A: So, he’s not married to his work but is he married to his wife?

J: Yes. He’s faithful and a good guy.

A: Aww, that’s why I love him. He’s a really good guy. But he’d still take me out for a dinner Valentines Day night. Right?

J: No.

A: No? Now I love him even more.

J: No, but he’d be very flattered and he would buy you a rose.

A: I am so in love right now. (whispering) Jon Stewart, I love you! I can tell he loves me too. Sigh. We will just have to work together someday.

J: I get yes on that.

A: Really? Oh my god. Now I’m in love with YOU too.

J: It will all work out.

A: OK, who is next? Oh yes, James Bond! Daniel Craig. Does he get really fat in between the Bond movies?

J: I get no. He is muscley. His constitution is pretty solid.

A: Is he emotionally muscley?

J: I get no.

A: So he is a softy? Does he cry a lot?

J: I get that he is romantic.

A: Does he make his date go dutch or does he pay?

J: No he always pays.

A: Good to know.

J: It seems like he is a good guy.

A: They can’t all be good guys.

J: The ones you are asking about are.

A: Wow. If I have such good radar then how did I end up dating all the asshole losers I’ve dated? Before my boyfriend, I mean. Honey, if you’re reading this, I love you. Just because I’m plotting a date with a big movie star doesn’t mean I don’t love you. Maybe I should have been dating big stars?

J: You’re asking about fantasy men who are your perfect type. In reality you don’t pick that type.

A: Pfft. “Fantasy”. Anyways. Ryan Gosling. Is he damaged from all those years in the Mickey Mouse Club with Justin Timberlake and Britney Spears?

J: No. It seems like a lifetime ago for him.

A: Is he hard to live with. I mean its just dinner, but just in case.

J: No, he’s a nice guy.

A: Again? Why am I picking all the famous nice guys?

J: Sometimes when we can’t have what we want, we pick things that fill the void that perpetuate that myth.

A: So I told my subconscious that since I can’t date James Bond I might as well date a second rate asshole musician?

J: Uhhh, maybe. Some people make that mistake. Or you can listen to my Heal Your Relationship download and change your subconscious beliefs and heal yourself. Find something fulfilling.

A: Define fulfilling. Oh, you mean like Daniel Craig. OK. Moving on. Han Solo.

J: OK. How am I going to do this? I guess we can look at him as that character. How should we approach this?

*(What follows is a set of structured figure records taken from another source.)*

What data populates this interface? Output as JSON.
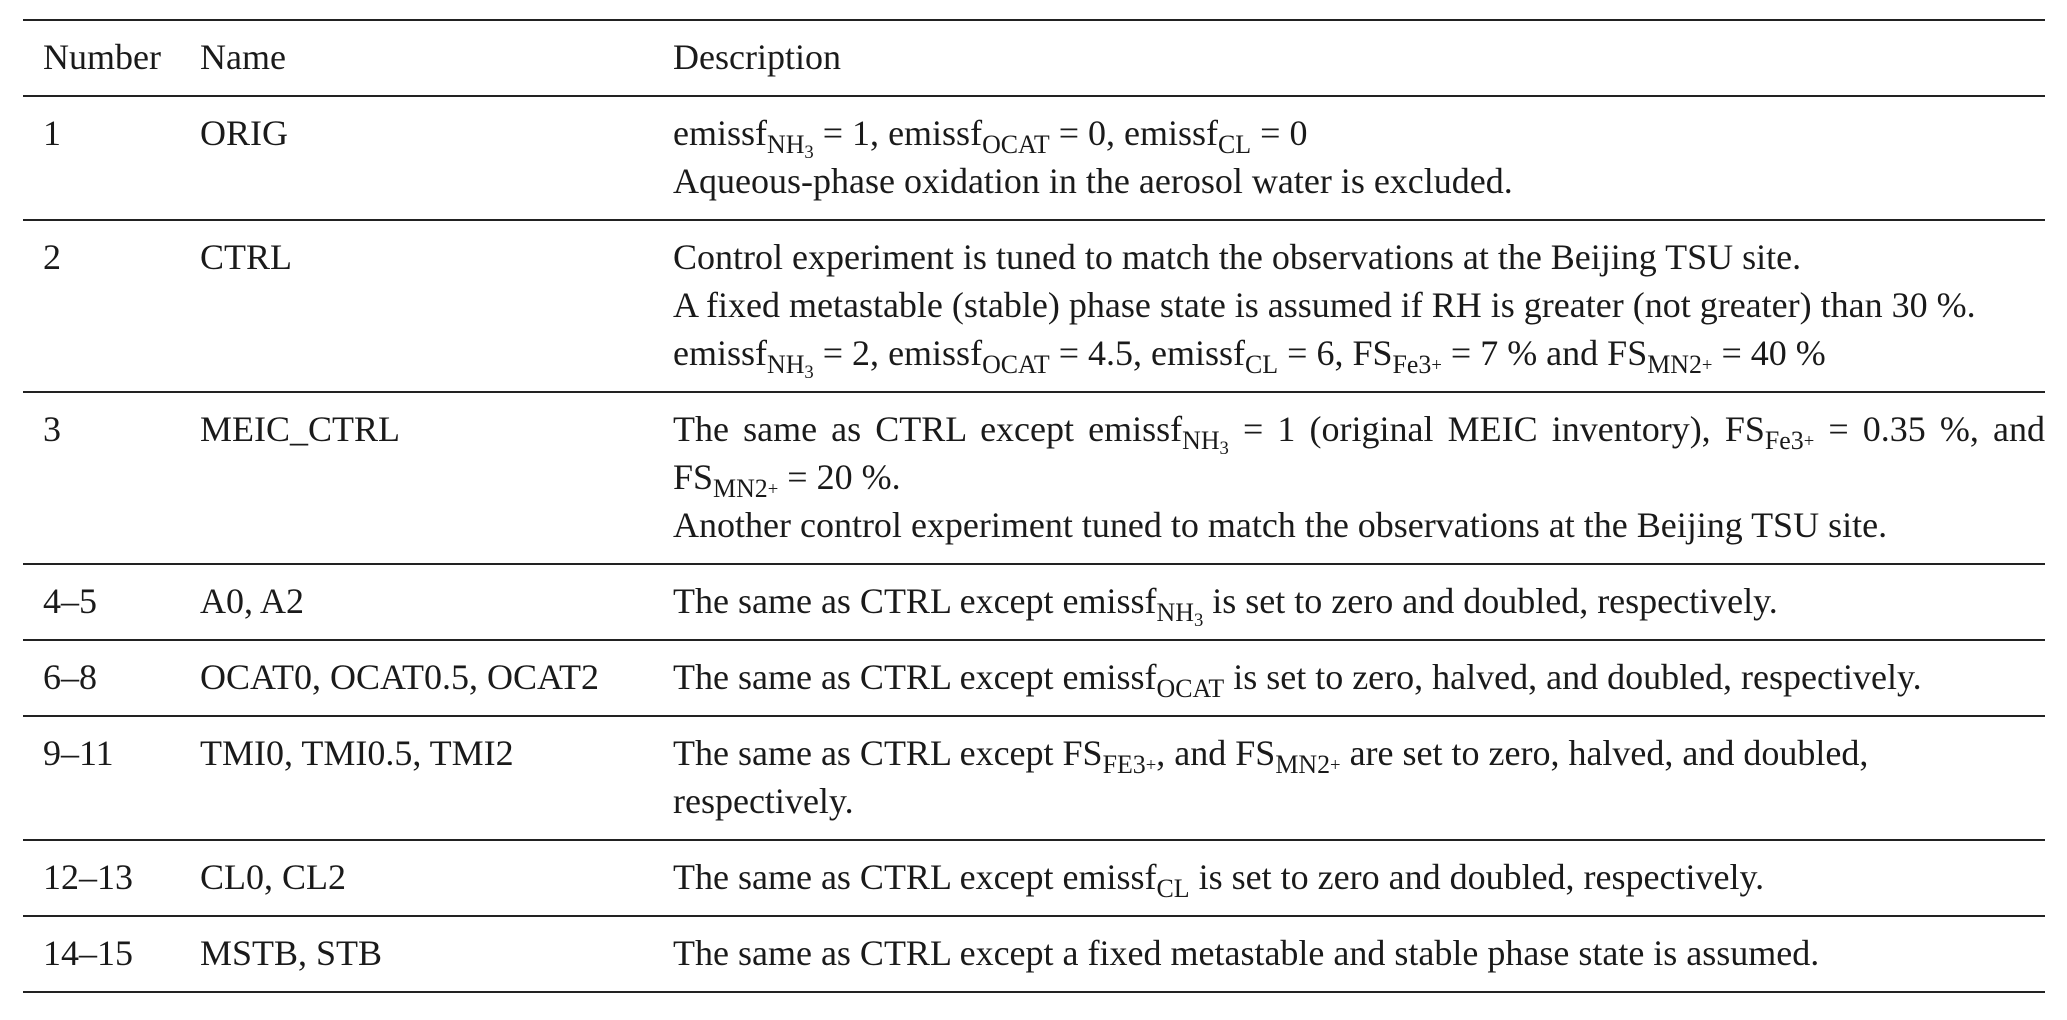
{
  "table": {
    "headers": [
      "Number",
      "Name",
      "Description"
    ],
    "rows": [
      {
        "number": "1",
        "name": "ORIG",
        "desc": {
          "e_label": "emissf",
          "nh3_sub": "NH",
          "nh3_idx": "3",
          "nh3_val": " = 1, ",
          "ocat_sub": "OCAT",
          "ocat_val": " = 0, ",
          "cl_sub": "CL",
          "cl_val": " = 0",
          "line2": "Aqueous-phase oxidation in the aerosol water is excluded."
        }
      },
      {
        "number": "2",
        "name": "CTRL",
        "desc": {
          "line1": "Control experiment is tuned to match the observations at the Beijing TSU site.",
          "line2": "A fixed metastable (stable) phase state is assumed if RH is greater (not greater) than 30 %.",
          "e_label": "emissf",
          "fs_label": "FS",
          "nh3_sub": "NH",
          "nh3_idx": "3",
          "nh3_val": " = 2, ",
          "ocat_sub": "OCAT",
          "ocat_val": " = 4.5, ",
          "cl_sub": "CL",
          "cl_val": " = 6, ",
          "fe_sub": "Fe3",
          "fe_sup": "+",
          "fe_val": " = 7 % and ",
          "mn_sub": "MN2",
          "mn_sup": "+",
          "mn_val": " = 40 %"
        }
      },
      {
        "number": "3",
        "name": "MEIC_CTRL",
        "desc": {
          "pre": "The same as CTRL except ",
          "e_label": "emissf",
          "fs_label": "FS",
          "nh3_sub": "NH",
          "nh3_idx": "3",
          "nh3_val": " = 1 (original MEIC inventory), ",
          "fe_sub": "Fe3",
          "fe_sup": "+",
          "fe_val": " = 0.35 %, and ",
          "mn_sub": "MN2",
          "mn_sup": "+",
          "mn_val": " = 20 %.",
          "line2": "Another control experiment tuned to match the observations at the Beijing TSU site."
        }
      },
      {
        "number": "4–5",
        "name": "A0, A2",
        "desc": {
          "pre": "The same as CTRL except ",
          "e_label": "emissf",
          "nh3_sub": "NH",
          "nh3_idx": "3",
          "post": " is set to zero and doubled, respectively."
        }
      },
      {
        "number": "6–8",
        "name": "OCAT0, OCAT0.5, OCAT2",
        "desc": {
          "pre": "The same as CTRL except ",
          "e_label": "emissf",
          "ocat_sub": "OCAT",
          "post": " is set to zero, halved, and doubled, respectively."
        }
      },
      {
        "number": "9–11",
        "name": "TMI0, TMI0.5, TMI2",
        "desc": {
          "pre": "The same as CTRL except ",
          "fs_label": "FS",
          "fe_sub": "FE3",
          "fe_sup": "+",
          "mid": ", and ",
          "mn_sub": "MN2",
          "mn_sup": "+",
          "post": " are set to zero, halved, and doubled, respectively."
        }
      },
      {
        "number": "12–13",
        "name": "CL0, CL2",
        "desc": {
          "pre": "The same as CTRL except ",
          "e_label": "emissf",
          "cl_sub": "CL",
          "post": " is set to zero and doubled, respectively."
        }
      },
      {
        "number": "14–15",
        "name": "MSTB, STB",
        "desc": {
          "text": "The same as CTRL except a fixed metastable and stable phase state is assumed."
        }
      }
    ]
  }
}
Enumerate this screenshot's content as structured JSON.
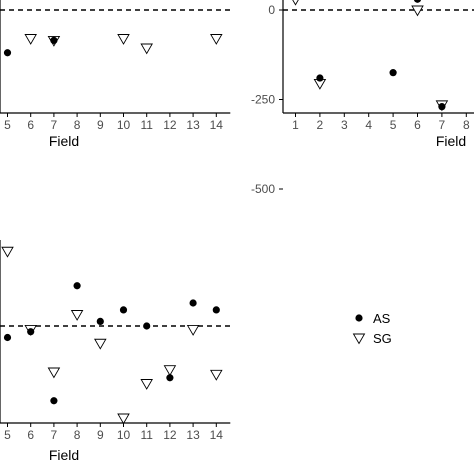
{
  "chart_data": [
    {
      "type": "scatter",
      "panel": "top-left",
      "xlabel": "Field",
      "ylabel": "",
      "x_ticks": [
        "5",
        "6",
        "7",
        "8",
        "9",
        "10",
        "11",
        "12",
        "13",
        "14"
      ],
      "y_ticks": [],
      "reference_line": 0,
      "series": [
        {
          "name": "AS",
          "marker": "filled-circle",
          "points": [
            [
              5,
              -45
            ],
            [
              6,
              17
            ],
            [
              7,
              -32
            ]
          ]
        },
        {
          "name": "SG",
          "marker": "open-triangle-down",
          "points": [
            [
              6,
              -30
            ],
            [
              7,
              -32
            ],
            [
              9,
              20
            ],
            [
              10,
              -30
            ],
            [
              11,
              -40
            ],
            [
              13,
              70
            ],
            [
              14,
              -30
            ]
          ]
        }
      ]
    },
    {
      "type": "scatter",
      "panel": "top-right",
      "xlabel": "Field",
      "ylabel": "",
      "x_ticks": [
        "1",
        "2",
        "3",
        "4",
        "5",
        "6",
        "7",
        "8"
      ],
      "y_ticks": [
        "0",
        "-250",
        "-500"
      ],
      "ylim": [
        -550,
        50
      ],
      "reference_line": 0,
      "series": [
        {
          "name": "AS",
          "marker": "filled-circle",
          "points": [
            [
              2,
              -190
            ],
            [
              5,
              -175
            ],
            [
              6,
              30
            ],
            [
              7,
              -270
            ]
          ]
        },
        {
          "name": "SG",
          "marker": "open-triangle-down",
          "points": [
            [
              1,
              30
            ],
            [
              2,
              -205
            ],
            [
              6,
              0
            ],
            [
              7,
              -265
            ]
          ]
        }
      ]
    },
    {
      "type": "scatter",
      "panel": "bottom-left",
      "xlabel": "Field",
      "ylabel": "",
      "x_ticks": [
        "5",
        "6",
        "7",
        "8",
        "9",
        "10",
        "11",
        "12",
        "13",
        "14"
      ],
      "y_ticks": [],
      "reference_line": 0,
      "series": [
        {
          "name": "AS",
          "marker": "filled-circle",
          "points": [
            [
              5,
              -10
            ],
            [
              6,
              -5
            ],
            [
              7,
              -65
            ],
            [
              8,
              35
            ],
            [
              9,
              4
            ],
            [
              10,
              14
            ],
            [
              11,
              0
            ],
            [
              12,
              -45
            ],
            [
              13,
              20
            ],
            [
              14,
              14
            ]
          ]
        },
        {
          "name": "SG",
          "marker": "open-triangle-down",
          "points": [
            [
              5,
              65
            ],
            [
              6,
              -3
            ],
            [
              7,
              -40
            ],
            [
              8,
              10
            ],
            [
              9,
              -15
            ],
            [
              10,
              -80
            ],
            [
              11,
              -50
            ],
            [
              12,
              -38
            ],
            [
              13,
              -3
            ],
            [
              14,
              -42
            ]
          ]
        }
      ]
    }
  ],
  "legend": {
    "position": "right",
    "items": [
      {
        "label": "AS",
        "marker": "filled-circle"
      },
      {
        "label": "SG",
        "marker": "open-triangle-down"
      }
    ]
  }
}
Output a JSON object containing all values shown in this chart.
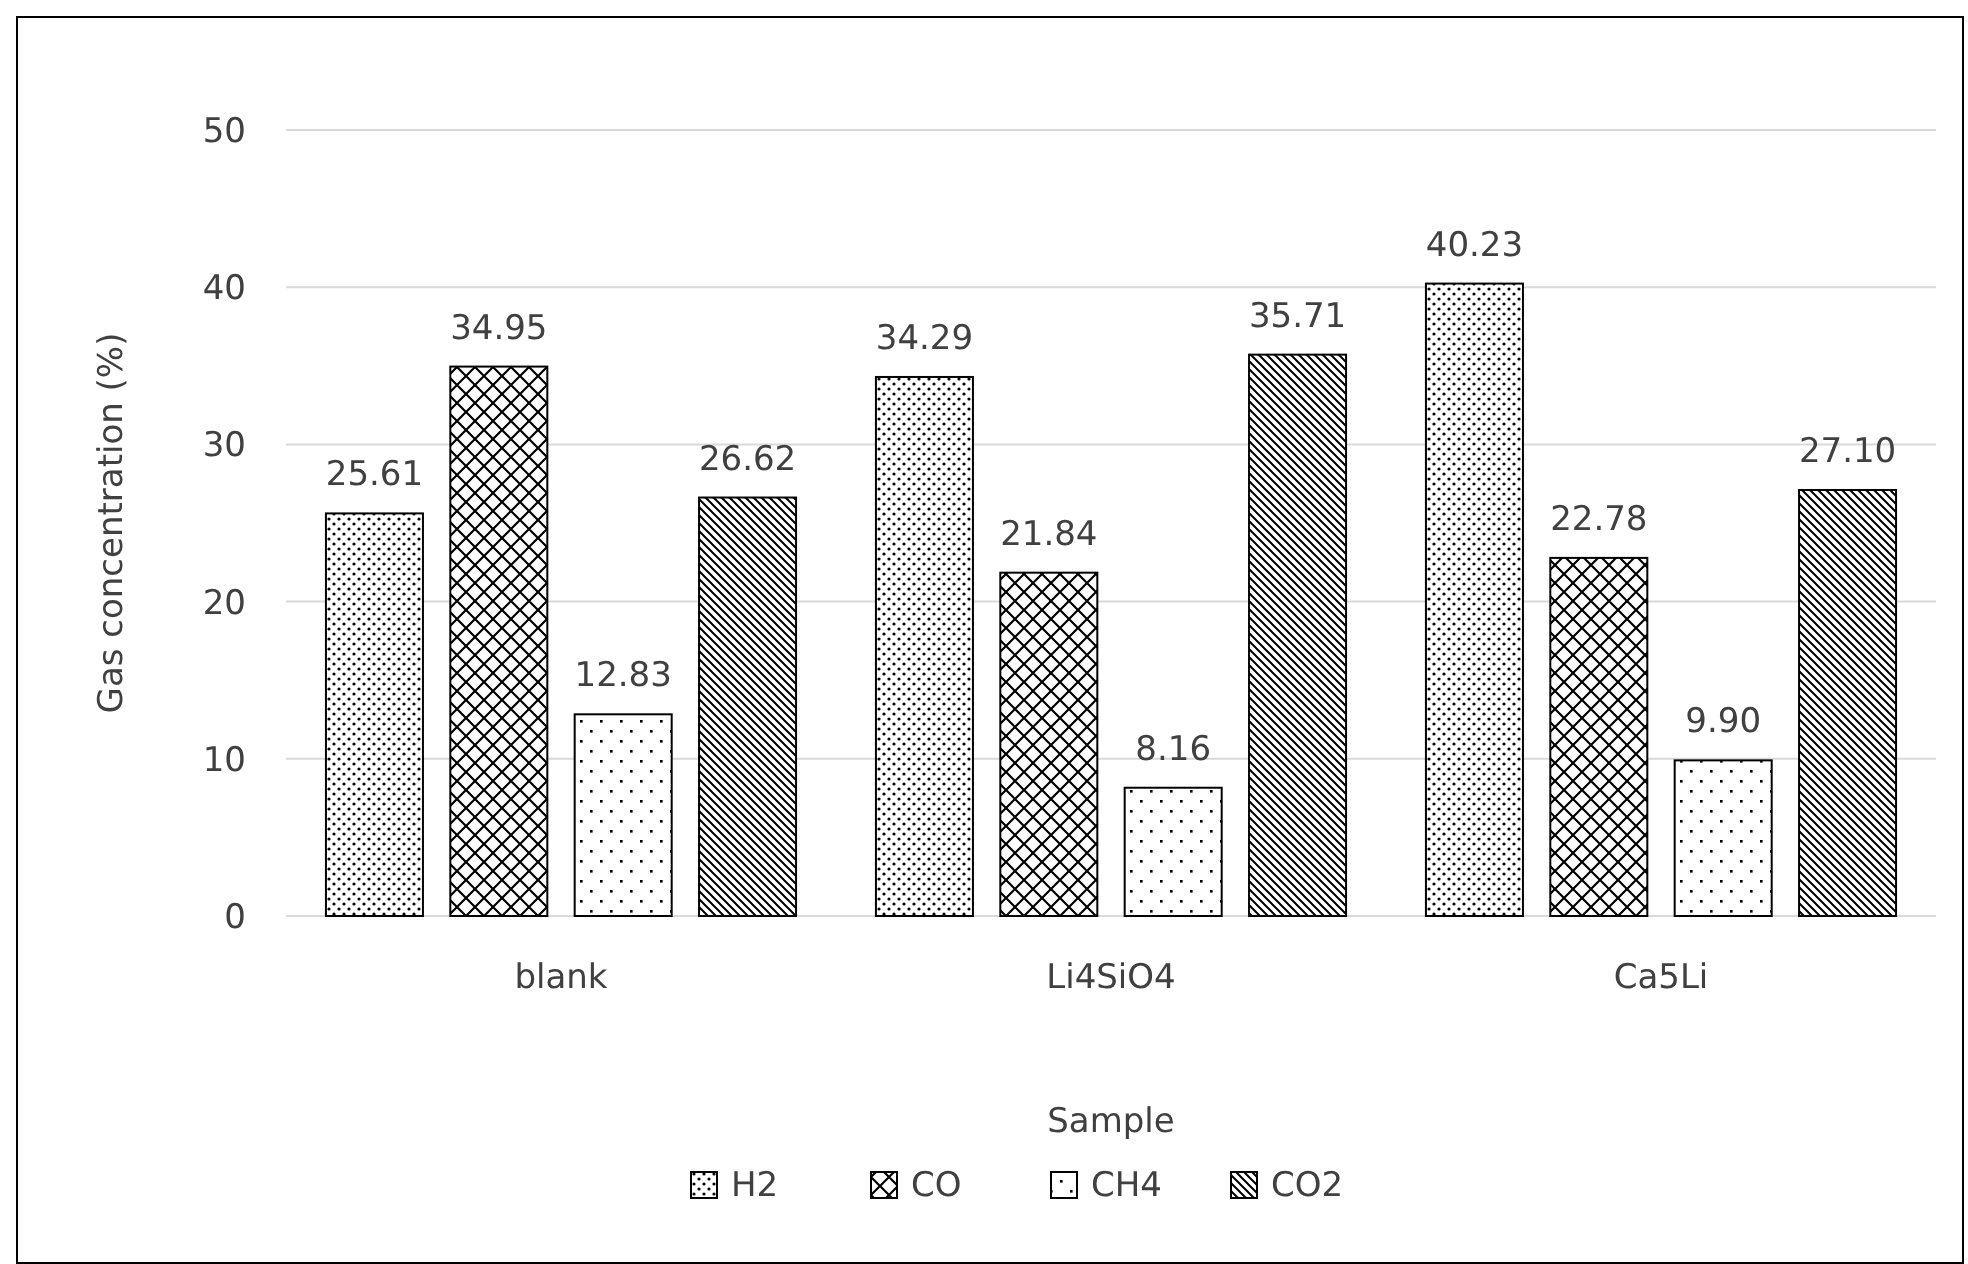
{
  "chart_data": {
    "type": "bar",
    "xlabel": "Sample",
    "ylabel": "Gas concentration (%)",
    "categories": [
      "blank",
      "Li4SiO4",
      "Ca5Li"
    ],
    "series": [
      {
        "name": "H2",
        "color": "#000000",
        "values": [
          25.61,
          34.29,
          40.23
        ],
        "value_labels": [
          "25.61",
          "34.29",
          "40.23"
        ]
      },
      {
        "name": "CO",
        "color": "#000000",
        "values": [
          34.95,
          21.84,
          22.78
        ],
        "value_labels": [
          "34.95",
          "21.84",
          "22.78"
        ]
      },
      {
        "name": "CH4",
        "color": "#000000",
        "values": [
          12.83,
          8.16,
          9.9
        ],
        "value_labels": [
          "12.83",
          "8.16",
          "9.90"
        ]
      },
      {
        "name": "CO2",
        "color": "#000000",
        "values": [
          26.62,
          35.71,
          27.1
        ],
        "value_labels": [
          "26.62",
          "35.71",
          "27.10"
        ]
      }
    ],
    "ylim": [
      0,
      50
    ],
    "yticks": [
      0,
      10,
      20,
      30,
      40,
      50
    ],
    "grid": "y",
    "legend": "bottom"
  }
}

A: I dunno. You’re the psychic. Will Han let saving the galaxy get in the way of our relationship?

J: No.

A: Will he let his relationship with Chewbacca get in the way of our relationship?

J: For that I get yes.

A: FUCK! He’d let a Wookie get in the way. Believe me. I understand the love of a cat or a dog or a best friend. And I love Wookies. But how are you supposed to settle down with somebody if there’s a Wookie in your way?

J: For him, that relationship comes first.

A: Damn. I mean where is he even going to take me for Valentine’s Day? The motherfucking Cantina? With those freaks? Don’t I deserve somewhere special? Or clean at least? I’ve been to some dirty ass places before. Backstage of any place on the Sunset Strip is about as dirty as the Cantina. But it’s Valentine’s Day! I want somewhere I can wear an open toed shoe.

J: Maybe this is a relationship that could happen on EBay? I seeing a lot of merchandisers and collectors connected to the name Han Solo who hang out there.

A: I don’t see this one going anywhere. It’s not as promising as some of the other famous men. It’s so hard to find a nice guy in this day and millennium.